# Tutorial 2: Ridge and Lasso Regularization

In this tutorial, we apply **Ridge** and **Lasso** regression to the *Medical Insurance Charges* dataset.

---

### Why Regularization?

Regularization helps prevent **overfitting** by penalizing large coefficients.

- **Ridge Regression (L2 penalty):**
  - Shrinks all coefficients towards zero.
  - Doesn't eliminate any features completely.

- **Lasso Regression (L1 penalty):**
  - Can shrink some coefficients **exactly to zero**.
  - Performs both **shrinkage and feature selection**.
  - We load the **preprocessed training/testing data** from Tutorial 1 and apply Ridge & Lasso regression.

---

We will:
1. Fit Ridge and Lasso models
2. Print and compare coefficients

In [16]:
import pandas as pd
from sklearn.linear_model import Ridge, Lasso
from sklearn.model_selection import train_test_split
from sklearn.preprocessing import StandardScaler, OneHotEncoder
from sklearn.compose import ColumnTransformer

import joblib
from sklearn.linear_model import Ridge, Lasso

# Load preprocessed data
X_train, X_test, y_train, y_test = joblib.load("insurance_data_split.pkl")

### Ridge Regression: 

In [28]:
ridge = Ridge(alpha=1.0)
ridge.fit(X_train, y_train)
print("Ridge Coefficients:")
print(ridge.coef_)

Ridge Coefficients:
[ 3.60327080e+03  2.05193836e+03  5.13153656e+02 -1.06355787e+01
  2.35146348e+04 -3.66152625e+02 -6.43009456e+02 -8.02913351e+02]


### Lasso Regression:

In [26]:
lasso = Lasso(alpha=1.0)
lasso.fit(X_train, y_train)
print("\nLasso Coefficients:")
print(lasso.coef_)


Lasso Coefficients:
[ 3.60821741e+03  2.05269422e+03  5.11517339e+02 -1.40450990e+01
  2.36446476e+04 -3.54189843e+02 -6.40187430e+02 -7.93012399e+02]

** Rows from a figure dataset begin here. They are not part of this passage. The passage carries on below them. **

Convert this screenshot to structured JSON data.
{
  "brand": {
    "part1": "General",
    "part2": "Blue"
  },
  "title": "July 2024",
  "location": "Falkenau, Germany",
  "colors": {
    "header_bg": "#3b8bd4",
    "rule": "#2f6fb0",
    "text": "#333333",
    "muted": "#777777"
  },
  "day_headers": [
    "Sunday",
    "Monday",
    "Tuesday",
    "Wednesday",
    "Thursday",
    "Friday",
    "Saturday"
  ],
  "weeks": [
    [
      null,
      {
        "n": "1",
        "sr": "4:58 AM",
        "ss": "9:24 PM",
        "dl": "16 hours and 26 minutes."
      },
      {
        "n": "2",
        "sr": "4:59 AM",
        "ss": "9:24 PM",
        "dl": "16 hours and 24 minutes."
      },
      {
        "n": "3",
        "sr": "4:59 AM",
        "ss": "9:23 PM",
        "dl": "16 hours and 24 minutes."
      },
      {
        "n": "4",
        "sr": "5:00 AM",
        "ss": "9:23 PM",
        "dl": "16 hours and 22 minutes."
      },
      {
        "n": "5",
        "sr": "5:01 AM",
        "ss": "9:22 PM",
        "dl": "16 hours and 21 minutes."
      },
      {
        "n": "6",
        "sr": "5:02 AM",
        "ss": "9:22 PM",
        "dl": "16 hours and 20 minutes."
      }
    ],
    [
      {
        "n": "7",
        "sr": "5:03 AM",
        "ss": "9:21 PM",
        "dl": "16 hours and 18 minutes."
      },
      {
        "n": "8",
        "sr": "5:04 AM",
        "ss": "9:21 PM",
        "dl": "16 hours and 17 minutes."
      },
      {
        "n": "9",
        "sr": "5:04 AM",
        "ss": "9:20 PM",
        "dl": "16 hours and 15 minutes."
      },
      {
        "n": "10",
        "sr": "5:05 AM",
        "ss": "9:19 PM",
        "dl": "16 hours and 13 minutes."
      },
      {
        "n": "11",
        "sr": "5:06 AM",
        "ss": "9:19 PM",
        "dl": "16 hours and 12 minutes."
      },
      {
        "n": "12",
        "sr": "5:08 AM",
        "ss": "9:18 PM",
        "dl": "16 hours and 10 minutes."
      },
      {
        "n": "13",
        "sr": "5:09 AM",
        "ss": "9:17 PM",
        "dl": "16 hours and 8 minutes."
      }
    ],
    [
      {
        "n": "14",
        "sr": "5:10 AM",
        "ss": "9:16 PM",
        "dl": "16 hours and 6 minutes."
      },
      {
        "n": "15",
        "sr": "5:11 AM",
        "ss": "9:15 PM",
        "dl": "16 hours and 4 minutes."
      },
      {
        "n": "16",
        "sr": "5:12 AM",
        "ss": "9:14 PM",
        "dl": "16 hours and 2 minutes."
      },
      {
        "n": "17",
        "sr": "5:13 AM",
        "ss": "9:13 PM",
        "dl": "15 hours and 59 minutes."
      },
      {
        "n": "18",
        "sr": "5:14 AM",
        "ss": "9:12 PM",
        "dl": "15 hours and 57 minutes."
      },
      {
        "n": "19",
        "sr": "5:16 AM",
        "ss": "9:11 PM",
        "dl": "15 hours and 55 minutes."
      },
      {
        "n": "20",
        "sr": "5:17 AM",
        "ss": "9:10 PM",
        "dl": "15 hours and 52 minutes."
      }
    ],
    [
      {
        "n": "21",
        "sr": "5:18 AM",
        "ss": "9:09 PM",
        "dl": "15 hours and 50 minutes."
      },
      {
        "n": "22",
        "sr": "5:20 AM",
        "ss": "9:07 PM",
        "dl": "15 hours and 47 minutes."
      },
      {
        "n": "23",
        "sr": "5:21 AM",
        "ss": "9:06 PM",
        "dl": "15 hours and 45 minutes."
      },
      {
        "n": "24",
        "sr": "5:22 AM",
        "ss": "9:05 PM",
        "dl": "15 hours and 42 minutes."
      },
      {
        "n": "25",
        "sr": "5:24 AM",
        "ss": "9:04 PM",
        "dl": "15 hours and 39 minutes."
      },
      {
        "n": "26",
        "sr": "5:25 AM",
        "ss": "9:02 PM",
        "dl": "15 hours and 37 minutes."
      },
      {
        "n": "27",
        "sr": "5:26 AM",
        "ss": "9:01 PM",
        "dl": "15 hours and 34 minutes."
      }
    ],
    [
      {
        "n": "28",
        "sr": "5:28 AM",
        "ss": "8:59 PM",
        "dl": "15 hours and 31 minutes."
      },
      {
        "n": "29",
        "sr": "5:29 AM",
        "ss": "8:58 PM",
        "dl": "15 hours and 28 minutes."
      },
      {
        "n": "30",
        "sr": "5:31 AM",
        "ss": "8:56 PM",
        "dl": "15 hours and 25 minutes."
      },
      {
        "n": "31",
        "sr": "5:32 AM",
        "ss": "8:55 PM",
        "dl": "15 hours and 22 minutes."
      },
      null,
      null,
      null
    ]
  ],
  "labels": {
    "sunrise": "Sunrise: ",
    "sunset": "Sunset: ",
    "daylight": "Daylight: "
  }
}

### Observations from Output

- **Ridge Regression Coefficients:**
  
  [ 3603.27, 2051.94, 513.15, -10.64, 23514.63, -366.15, -643.01, -802.91 ]

- **Lasso Regression Coefficients:**

  [ 3608.22, 2052.69, 511.52, -14.05, 23644.65, -354.19, -640.19, -793.01 ]

---

#### Interpretation:

- Both **Ridge** and **Lasso** resulted in very similar coefficients, indicating **low multicollinearity** among features.
- **Ridge** slightly shrinks all coefficients but **retains all features** (none become zero).
- **Lasso** also shrinks the coefficients, but in this case, **none are exactly zero** — meaning it didn’t drop any features.  
- However, with a higher regularization strength (`alpha`), **Lasso** could potentially reduce some coefficients **to zero**, performing **automatic feature selection**.
- These regularization techniques help improve **generalization** and reduce the risk of **overfitting** in the model.